The floor seemed to drop out from Jeth’s feet. “What? What happened?”

Milton shook his head. “I don’t know. Looks like she and your dad knew the ITA were after them and tried to hide. She recorded a lot of this then, but she doesn’t say what’s happening. She doesn’t say much of anything. Half of it’s gibberish. Like she was suffering from some form of dementia.”

“How do you mean?”

In answer, Milton pressed a button on the remote. Marian’s face disappeared from the monitor, replaced by the main screen that listed the contents of the data crystal. Jeth saw the problem at once. His mother had always been extremely organized and logical about everything. She was fond of alphabetizing jars of food and folding towels with such precision they might’ve been on display in a store. But the contents on the crystal were a mess. Random letters and numbers comprised the file names, none of them comprehensible. It was the sort of thing that would’ve driven his mother mad.
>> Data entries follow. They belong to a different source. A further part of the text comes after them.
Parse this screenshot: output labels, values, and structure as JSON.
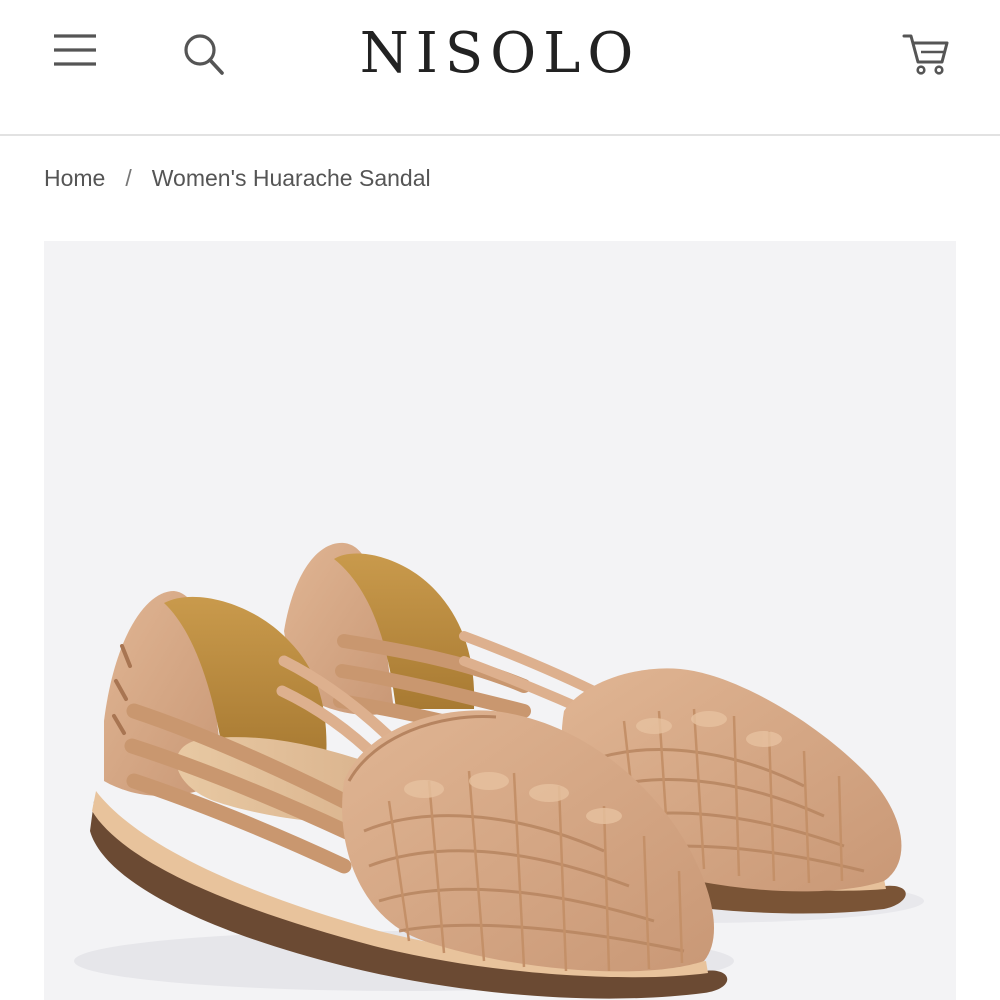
{
  "header": {
    "logo": "NISOLO",
    "icons": {
      "menu": "hamburger-menu-icon",
      "search": "search-icon",
      "cart": "shopping-cart-icon"
    }
  },
  "breadcrumb": {
    "home": "Home",
    "separator": "/",
    "current": "Women's Huarache Sandal"
  },
  "product": {
    "image": "tan woven leather huarache sandals pair",
    "image_background": "#f3f3f5",
    "leather_color": "#d4a482",
    "sole_color": "#6b4a33"
  },
  "colors": {
    "text": "#222222",
    "muted": "#555555",
    "divider": "#e2e2e2"
  }
}
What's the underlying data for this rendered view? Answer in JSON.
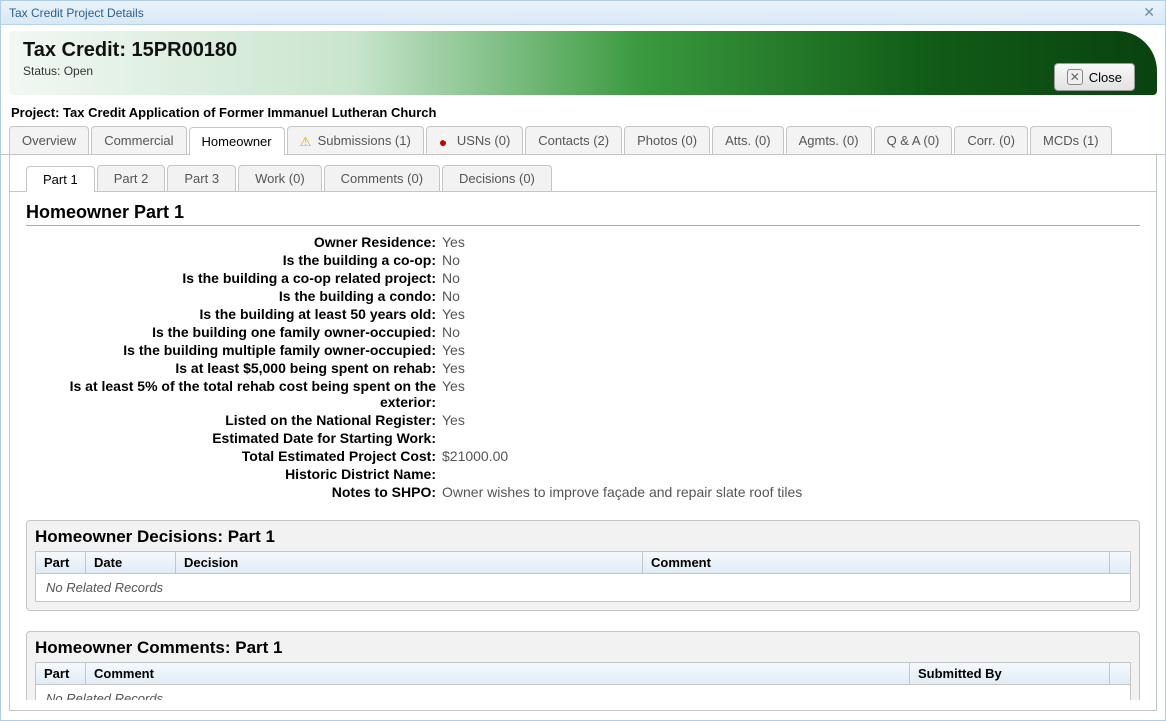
{
  "window": {
    "title": "Tax Credit Project Details"
  },
  "header": {
    "title": "Tax Credit: 15PR00180",
    "status_label": "Status:",
    "status_value": "Open",
    "close_label": "Close"
  },
  "project": {
    "label": "Project:",
    "name": "Tax Credit Application of Former Immanuel Lutheran Church"
  },
  "tabs": [
    {
      "label": "Overview"
    },
    {
      "label": "Commercial"
    },
    {
      "label": "Homeowner",
      "active": true
    },
    {
      "label": "Submissions (1)",
      "icon": "warn"
    },
    {
      "label": "USNs (0)",
      "icon": "error"
    },
    {
      "label": "Contacts (2)"
    },
    {
      "label": "Photos (0)"
    },
    {
      "label": "Atts. (0)"
    },
    {
      "label": "Agmts. (0)"
    },
    {
      "label": "Q & A (0)"
    },
    {
      "label": "Corr. (0)"
    },
    {
      "label": "MCDs (1)"
    }
  ],
  "subtabs": [
    {
      "label": "Part 1",
      "active": true
    },
    {
      "label": "Part 2"
    },
    {
      "label": "Part 3"
    },
    {
      "label": "Work (0)"
    },
    {
      "label": "Comments (0)"
    },
    {
      "label": "Decisions (0)"
    }
  ],
  "part1": {
    "title": "Homeowner Part 1",
    "fields": [
      {
        "label": "Owner Residence:",
        "value": "Yes"
      },
      {
        "label": "Is the building a co-op:",
        "value": "No"
      },
      {
        "label": "Is the building a co-op related project:",
        "value": "No"
      },
      {
        "label": "Is the building a condo:",
        "value": "No"
      },
      {
        "label": "Is the building at least 50 years old:",
        "value": "Yes"
      },
      {
        "label": "Is the building one family owner-occupied:",
        "value": "No"
      },
      {
        "label": "Is the building multiple family owner-occupied:",
        "value": "Yes"
      },
      {
        "label": "Is at least $5,000 being spent on rehab:",
        "value": "Yes"
      },
      {
        "label": "Is at least 5% of the total rehab cost being spent on the exterior:",
        "value": "Yes"
      },
      {
        "label": "Listed on the National Register:",
        "value": "Yes"
      },
      {
        "label": "Estimated Date for Starting Work:",
        "value": ""
      },
      {
        "label": "Total Estimated Project Cost:",
        "value": "$21000.00"
      },
      {
        "label": "Historic District Name:",
        "value": ""
      },
      {
        "label": "Notes to SHPO:",
        "value": "Owner wishes to improve façade and repair slate roof tiles"
      }
    ]
  },
  "decisions_panel": {
    "title": "Homeowner Decisions: Part 1",
    "columns": [
      "Part",
      "Date",
      "Decision",
      "Comment"
    ],
    "empty": "No Related Records"
  },
  "comments_panel": {
    "title": "Homeowner Comments: Part 1",
    "columns": [
      "Part",
      "Comment",
      "Submitted By"
    ],
    "empty": "No Related Records"
  }
}
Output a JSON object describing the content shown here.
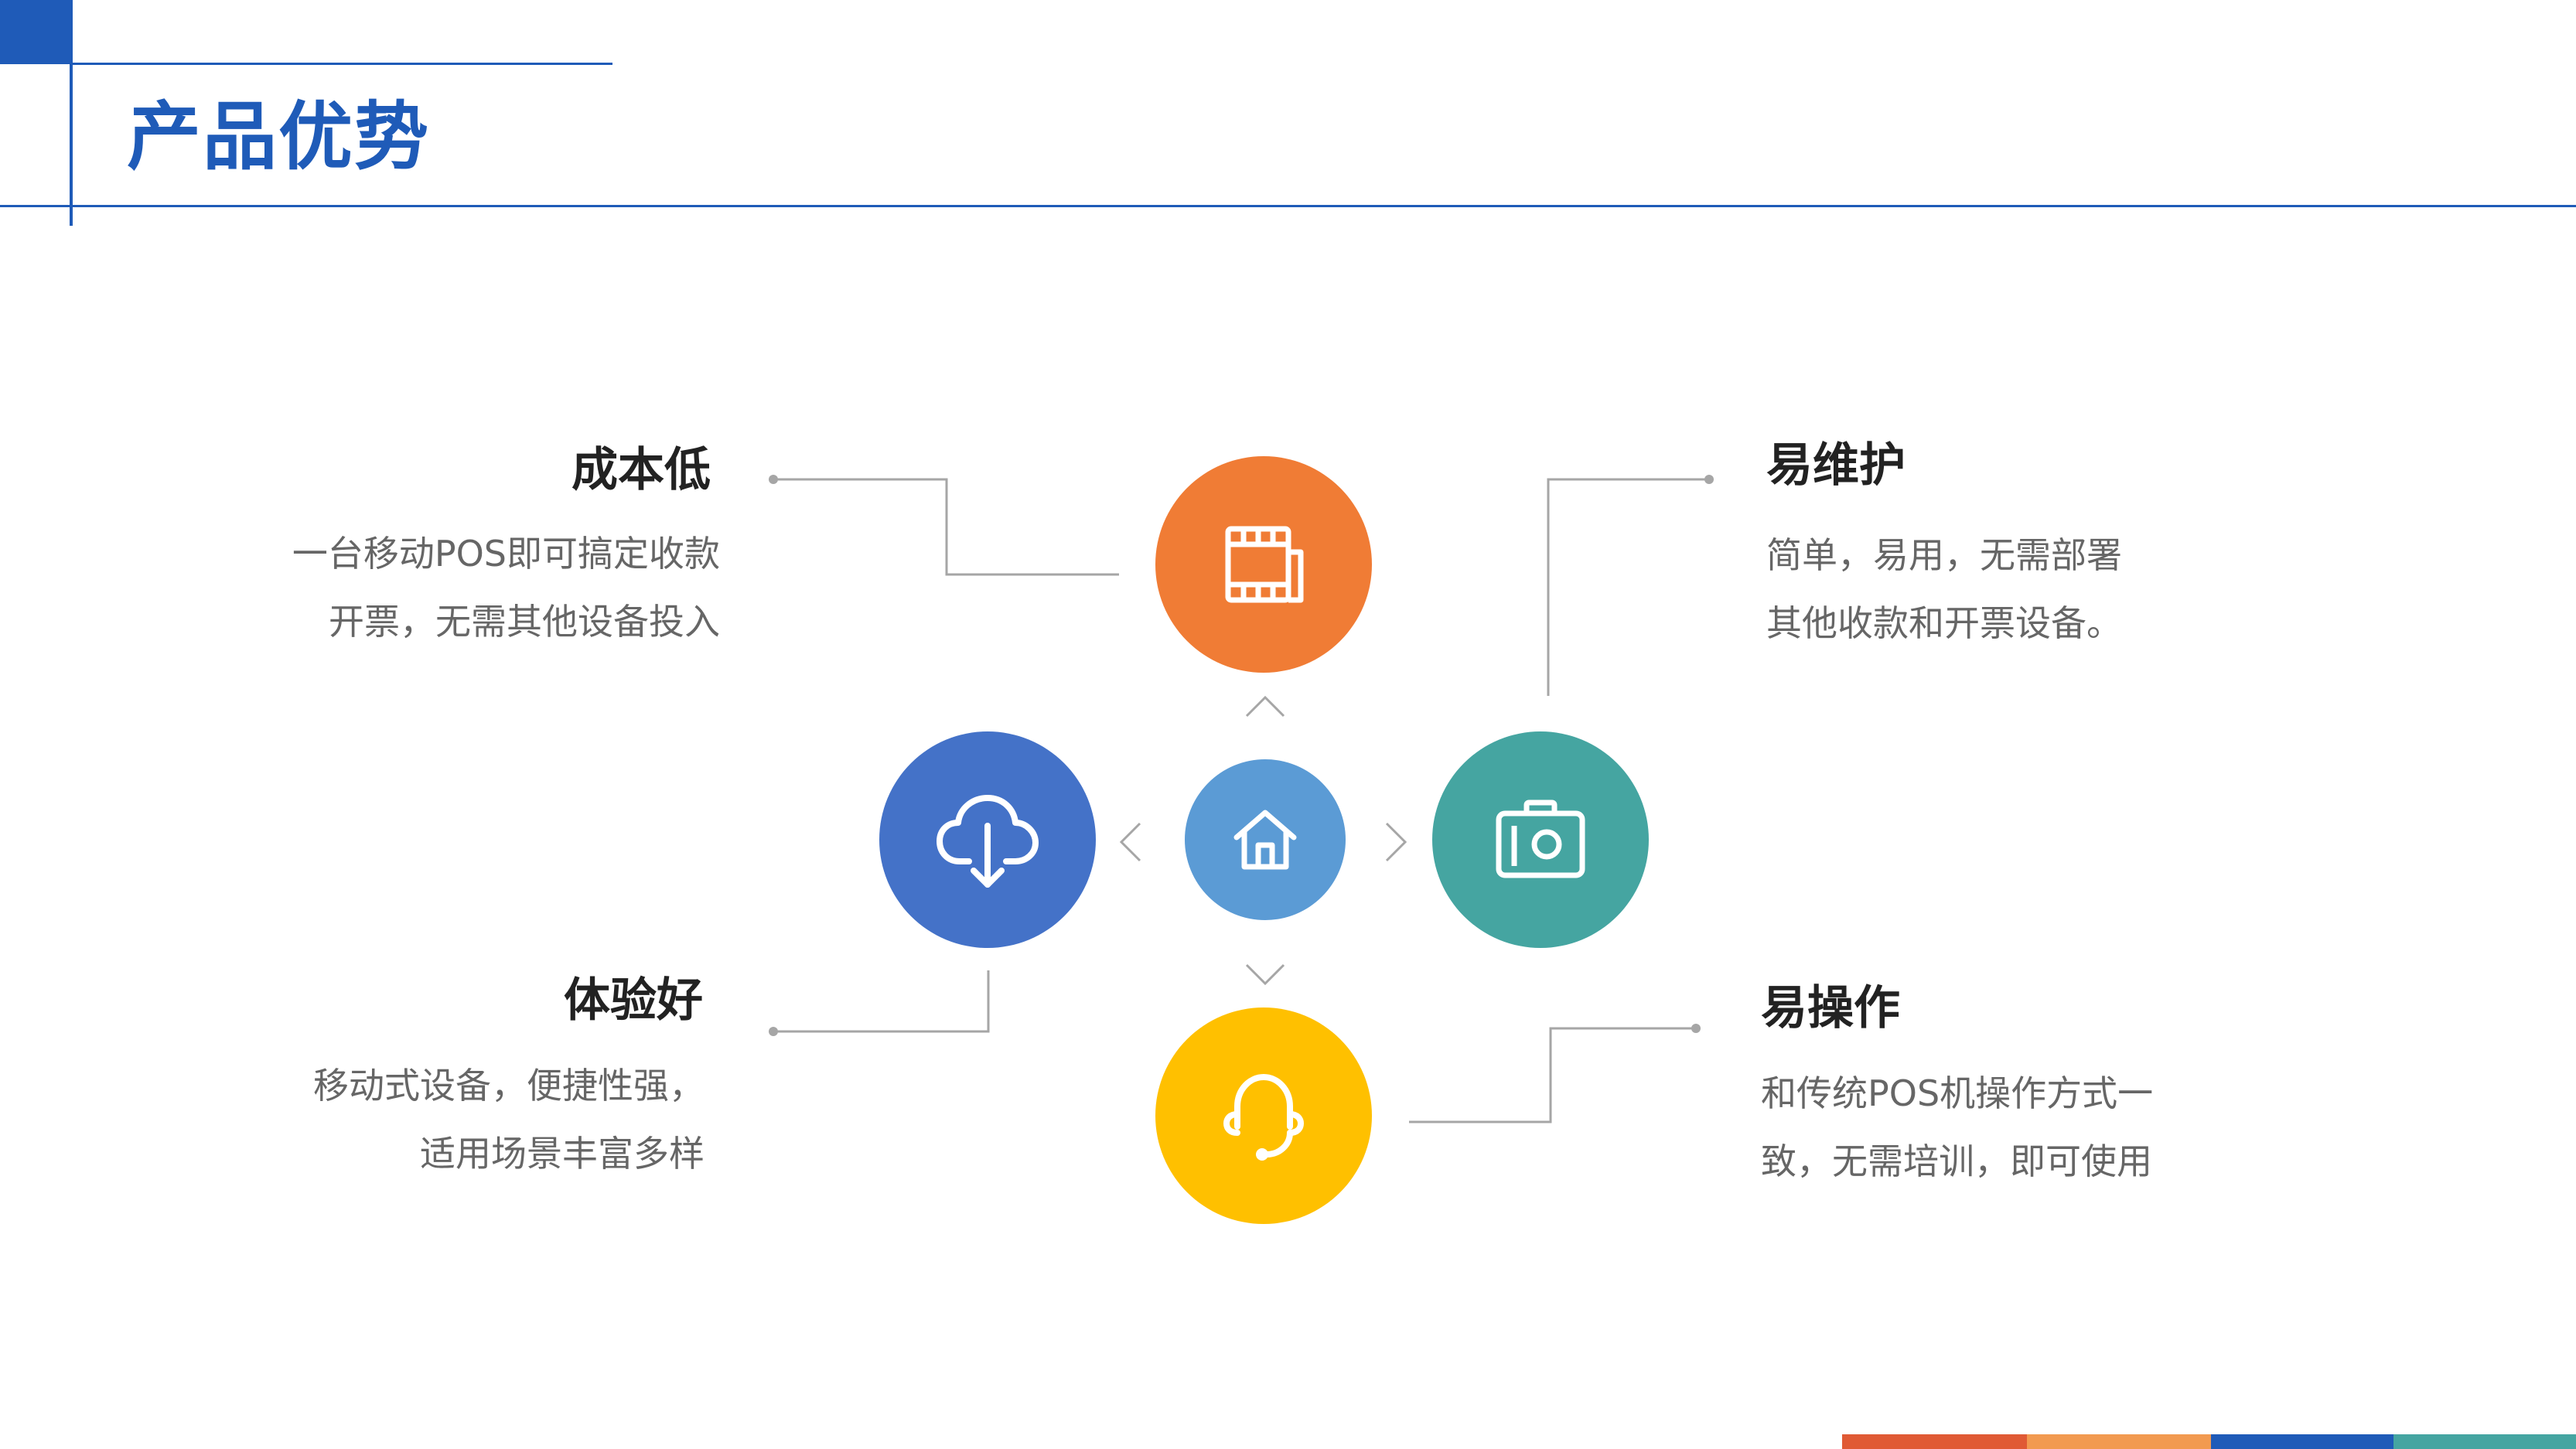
{
  "header": {
    "title": "产品优势"
  },
  "features": {
    "cost": {
      "title": "成本低",
      "line1": "一台移动POS即可搞定收款",
      "line2": "开票，无需其他设备投入"
    },
    "maintain": {
      "title": "易维护",
      "line1": "简单，易用，无需部署",
      "line2": "其他收款和开票设备。"
    },
    "experience": {
      "title": "体验好",
      "line1": "移动式设备，便捷性强，",
      "line2": "适用场景丰富多样"
    },
    "operate": {
      "title": "易操作",
      "line1": "和传统POS机操作方式一",
      "line2": "致，无需培训，即可使用"
    }
  },
  "icons": {
    "top": "film-icon",
    "left": "cloud-download-icon",
    "center": "home-icon",
    "right": "camera-icon",
    "bottom": "headset-icon"
  },
  "colors": {
    "brand_blue": "#1F5BB8",
    "orange": "#F07C35",
    "blue": "#4472C8",
    "light_blue": "#5B9BD5",
    "teal": "#45A5A1",
    "yellow": "#FFC000",
    "bar_red": "#E05A35",
    "bar_orange": "#F29A50",
    "bar_blue": "#1F5BB8",
    "bar_teal": "#45A5A1"
  }
}
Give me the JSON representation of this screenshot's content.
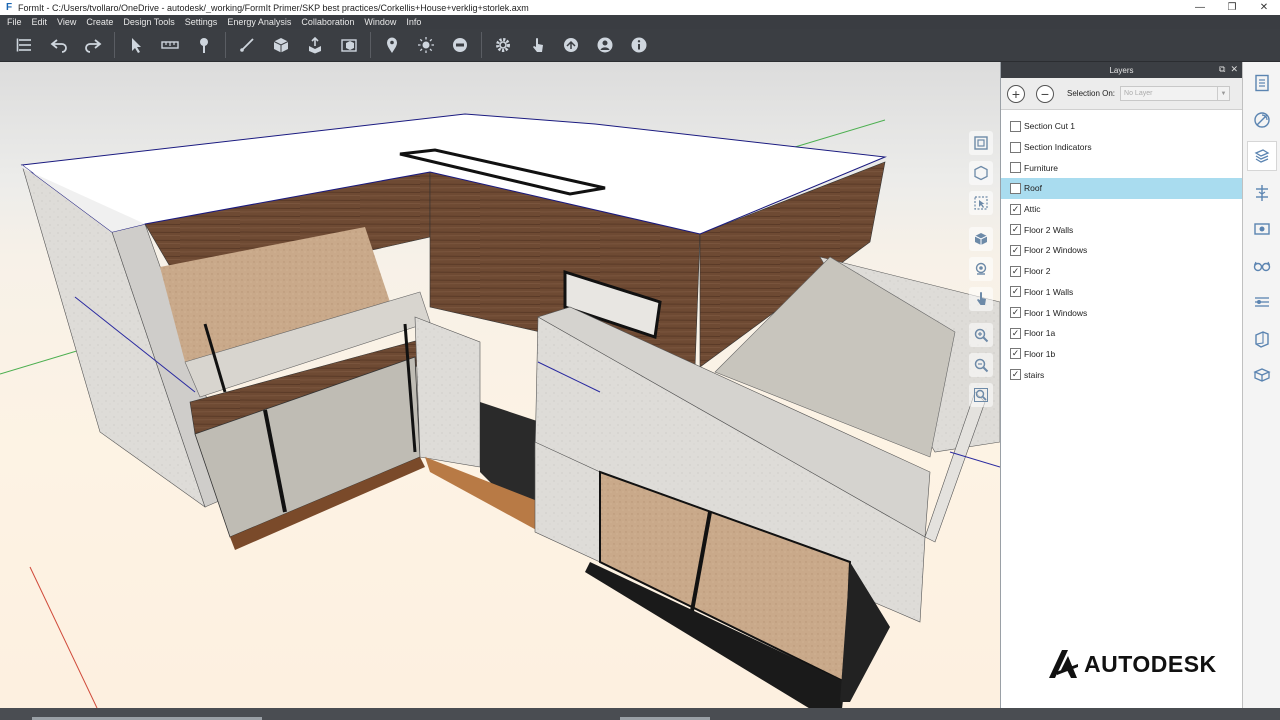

“What is all that stuff?” Jeth said.

“Mostly the Belgrave star charts she and your dad mapped out. The rest are video journals and sensor readouts that are still in computer code. Looks like she did a straight data dump from the system to the crystal for most of them without bothering to run a translate analysis.”

“Why would she do that?”

“Who can say, given the state she was in?” Milton made a fist and slammed it on the table. “Why didn’t she come to me instead of this Charles? She might still be alive.”

Jeth gaped. Milton rarely lost his temper. Anger required too much effort. You had to care to get worked up, but Milton only cared about the next drink and living as undisturbed a life as possible.

That’s not true and you know it.

Jeth sighed, conceding the point. He knew the drinking and apathy were just an act, nothing but a self-defense mechanism. Trouble was Milton cared too much. Anybody could see that. Jeth took in his uncle’s appearance, dismayed at the ruination of old age and alcohol abuse on his face. Purpled flesh covered his cheeks and nose. Red hatch marks speckled the whites of his eyes.

“I’m sorry for shouting,” Milton said.

“It’s all right.”

“No, it’s not. Nothing about this is all right.” Milton stood, swaying a bit.

Jeth stepped forward and grabbed his arm to steady him.

Milton jerked away. “I’m fine.”

Sure you are, you stubborn old man.

Jeth moved aside as Milton walked past him. His uncle stopped at one of the supply cabinets and opened a drawer, pulling out another data crystal. Then he came back to the control unit and switched out Jeth’s mother’s crystal with the new one.